Doch sollte man sich nichts vormachen: Nimmt man den Aspekt „Buch im Buch“ einmal heraus – oder wird despektierlich und unterstellt, daß King das auch eingefügt hat, um auf seine in den Großromanen üblichen, mindestens 700 Seiten zu kommen – dann bleibt ein eher durchschnittlicher King-Roman übrig. Sympathische Figuren, üble Bedrohungen, unerwartete Wendungen und seitenlange Dialoge (einer seiner großen Stärken) wechseln sich ab, die Action ist, wie seit längerem schon, zurückgenommen und wir lesen uns durch die vielen Gefühlschwankungen aller Beteiligten hinsichtlich des eigenen Lebens und den Beziehungen zu anderen. Übrigens sogar jener, die im Buch als „schlechte Menschen“ tituliert – und zum Abschuß freigegeben werden. Denn dies ist dann doch ein ärgerlicher Aspekt dieses Romans: Damit wir, die Leser, mit einem Mann wie Billy Mitgefühl haben, ja sogar Sympathie empfinden können, muß seine Profession im Roman in ein Licht gerückt werden, welches sie zumindest teilweise gerechtfertigt erscheinen lässt. Doch die Unterteilung in „gute“ und „schlechte“ Menschen, die Billy, bald auch seine Schutzbefohlene Alice, vornimmt, mutet dann doch arg schlicht an. Um nicht zu sagen: hilflos. Denn Menschen aus einer Distanz von 1000 Metern einfach die Schädeldecke weg zu pusten, das erfordert dann in der Rechtfertigung doch einiges an Verrenkungen. Und die funktionieren immer nur bedingt. Ein Mord bleibt ein Mord. Und wenn man der Justiz, dem Rechtssystem, der Rechtsstaatlichkeit derart mißtraut, daß ein Auftragsmord gerechtfertigt wird, weil es einen „schlechten Menschen“ trifft, der sich sonst ja so oder so aus allen juristischen Lagen befreien kann, dann ist man im Denken gar nicht so weit von einem Mann wie Donald Trump entfernt. Denn der sieht den Staat ja auch als mehr oder weniger verkommen an und ist der Meinung, es müsse mal ordentlich aufgeräumt werden. Billy Summers ist also so etwas wie der Entrümpler, der das Aufräumen übernimmt. Eine doch sehr fragwürdige Moral.

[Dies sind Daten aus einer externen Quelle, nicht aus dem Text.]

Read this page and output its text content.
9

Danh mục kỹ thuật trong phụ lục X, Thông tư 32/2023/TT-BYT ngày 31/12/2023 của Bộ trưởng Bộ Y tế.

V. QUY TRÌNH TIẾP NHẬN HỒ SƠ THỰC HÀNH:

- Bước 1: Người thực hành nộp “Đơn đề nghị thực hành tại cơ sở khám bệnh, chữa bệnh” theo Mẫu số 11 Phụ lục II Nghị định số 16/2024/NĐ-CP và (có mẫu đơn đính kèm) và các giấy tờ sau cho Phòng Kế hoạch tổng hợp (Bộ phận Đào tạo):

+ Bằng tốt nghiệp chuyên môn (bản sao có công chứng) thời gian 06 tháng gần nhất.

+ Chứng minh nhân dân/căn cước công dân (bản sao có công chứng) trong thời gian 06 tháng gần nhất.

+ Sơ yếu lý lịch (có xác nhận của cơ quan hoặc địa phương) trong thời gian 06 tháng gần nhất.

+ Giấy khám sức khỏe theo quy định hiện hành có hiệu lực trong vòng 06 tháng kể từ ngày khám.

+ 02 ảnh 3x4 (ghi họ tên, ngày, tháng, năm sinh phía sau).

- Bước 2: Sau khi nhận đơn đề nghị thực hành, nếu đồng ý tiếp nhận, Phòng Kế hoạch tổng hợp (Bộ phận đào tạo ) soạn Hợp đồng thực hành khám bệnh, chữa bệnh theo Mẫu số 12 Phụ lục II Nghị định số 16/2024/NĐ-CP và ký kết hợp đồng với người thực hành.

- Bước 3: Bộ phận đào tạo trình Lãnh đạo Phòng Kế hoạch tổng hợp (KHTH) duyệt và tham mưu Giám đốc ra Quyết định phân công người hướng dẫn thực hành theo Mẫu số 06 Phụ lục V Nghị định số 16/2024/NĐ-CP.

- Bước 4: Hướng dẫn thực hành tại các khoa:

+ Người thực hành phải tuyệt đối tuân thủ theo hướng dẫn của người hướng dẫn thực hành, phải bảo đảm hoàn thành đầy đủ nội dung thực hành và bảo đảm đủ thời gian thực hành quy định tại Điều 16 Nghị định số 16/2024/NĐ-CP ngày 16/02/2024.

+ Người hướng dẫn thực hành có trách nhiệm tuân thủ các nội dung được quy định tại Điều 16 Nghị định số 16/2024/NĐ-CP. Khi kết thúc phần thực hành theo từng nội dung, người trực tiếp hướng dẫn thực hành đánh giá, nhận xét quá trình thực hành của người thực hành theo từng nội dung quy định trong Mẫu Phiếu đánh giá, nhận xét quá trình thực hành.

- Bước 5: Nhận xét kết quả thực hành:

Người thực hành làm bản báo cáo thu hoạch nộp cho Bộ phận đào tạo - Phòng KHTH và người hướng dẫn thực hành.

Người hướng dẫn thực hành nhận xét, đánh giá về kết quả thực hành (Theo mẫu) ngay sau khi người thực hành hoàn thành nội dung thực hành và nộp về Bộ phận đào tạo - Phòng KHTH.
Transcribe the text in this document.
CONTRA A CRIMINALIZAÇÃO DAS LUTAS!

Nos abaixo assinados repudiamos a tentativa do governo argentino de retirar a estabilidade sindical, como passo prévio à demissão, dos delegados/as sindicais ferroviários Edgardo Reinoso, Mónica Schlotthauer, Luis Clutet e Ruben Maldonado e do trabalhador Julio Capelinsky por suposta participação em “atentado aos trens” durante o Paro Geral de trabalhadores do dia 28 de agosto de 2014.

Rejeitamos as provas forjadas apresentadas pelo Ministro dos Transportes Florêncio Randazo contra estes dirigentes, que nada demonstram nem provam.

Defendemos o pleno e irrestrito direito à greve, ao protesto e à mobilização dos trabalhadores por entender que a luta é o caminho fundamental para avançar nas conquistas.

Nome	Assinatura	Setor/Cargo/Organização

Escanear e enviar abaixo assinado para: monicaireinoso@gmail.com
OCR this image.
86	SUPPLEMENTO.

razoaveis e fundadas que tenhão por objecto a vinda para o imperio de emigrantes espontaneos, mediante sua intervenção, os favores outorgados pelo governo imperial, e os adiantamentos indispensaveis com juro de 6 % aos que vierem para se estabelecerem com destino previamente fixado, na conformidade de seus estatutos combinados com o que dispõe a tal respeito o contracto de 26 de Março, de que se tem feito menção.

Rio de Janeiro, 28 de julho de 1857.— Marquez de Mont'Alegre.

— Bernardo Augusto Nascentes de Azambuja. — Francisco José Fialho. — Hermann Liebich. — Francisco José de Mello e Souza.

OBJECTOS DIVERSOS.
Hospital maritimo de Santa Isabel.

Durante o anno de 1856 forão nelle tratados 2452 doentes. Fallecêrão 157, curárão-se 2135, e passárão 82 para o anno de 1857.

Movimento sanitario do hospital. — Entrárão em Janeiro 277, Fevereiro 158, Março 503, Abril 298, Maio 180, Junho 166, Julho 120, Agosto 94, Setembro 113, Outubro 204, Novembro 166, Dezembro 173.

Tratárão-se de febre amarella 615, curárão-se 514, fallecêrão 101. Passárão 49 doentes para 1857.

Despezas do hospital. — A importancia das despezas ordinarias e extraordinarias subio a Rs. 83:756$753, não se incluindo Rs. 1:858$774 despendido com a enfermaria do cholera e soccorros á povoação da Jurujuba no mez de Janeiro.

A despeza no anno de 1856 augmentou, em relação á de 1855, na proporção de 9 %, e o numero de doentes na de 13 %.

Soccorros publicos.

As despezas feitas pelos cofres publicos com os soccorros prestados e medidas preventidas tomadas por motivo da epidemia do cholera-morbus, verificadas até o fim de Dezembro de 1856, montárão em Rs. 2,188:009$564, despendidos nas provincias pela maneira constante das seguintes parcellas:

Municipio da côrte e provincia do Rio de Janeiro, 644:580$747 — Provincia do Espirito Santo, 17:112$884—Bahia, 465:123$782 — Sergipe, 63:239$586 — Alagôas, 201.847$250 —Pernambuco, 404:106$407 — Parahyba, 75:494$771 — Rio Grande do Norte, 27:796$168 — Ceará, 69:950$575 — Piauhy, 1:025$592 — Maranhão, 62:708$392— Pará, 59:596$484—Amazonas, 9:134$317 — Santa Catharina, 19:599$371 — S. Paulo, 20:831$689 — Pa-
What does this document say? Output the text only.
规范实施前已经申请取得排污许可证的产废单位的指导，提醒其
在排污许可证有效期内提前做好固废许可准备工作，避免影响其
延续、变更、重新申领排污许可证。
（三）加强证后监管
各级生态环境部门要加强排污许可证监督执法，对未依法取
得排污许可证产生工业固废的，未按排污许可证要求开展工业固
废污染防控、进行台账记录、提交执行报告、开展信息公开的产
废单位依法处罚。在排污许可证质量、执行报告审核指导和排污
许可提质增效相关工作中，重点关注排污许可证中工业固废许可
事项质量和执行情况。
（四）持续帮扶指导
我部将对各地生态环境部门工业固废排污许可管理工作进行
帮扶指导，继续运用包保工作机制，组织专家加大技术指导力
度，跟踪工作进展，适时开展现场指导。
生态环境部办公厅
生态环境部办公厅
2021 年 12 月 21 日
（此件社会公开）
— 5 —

Vielleicht ist es also wirklich so: Man liest manche Autoren vor allem deshalb, weil man sich ihnen verbunden fühlt. Sie haben einen begleitet, sie haben vielleicht sogar ein wenig das eigene Weltbild mitgeprägt, sie haben einem viele Stunden guter Unterhaltung beschert und man will sie einfach nicht fallen lassen. Allerdings sollten diese Autoren alle paar Jahre mal mit etwas an die Öffentlichkeit treten, das einen auch wirklich überzeugt. Das ist bei King seit geraumer Zeit leider nur noch begrenzt der Fall.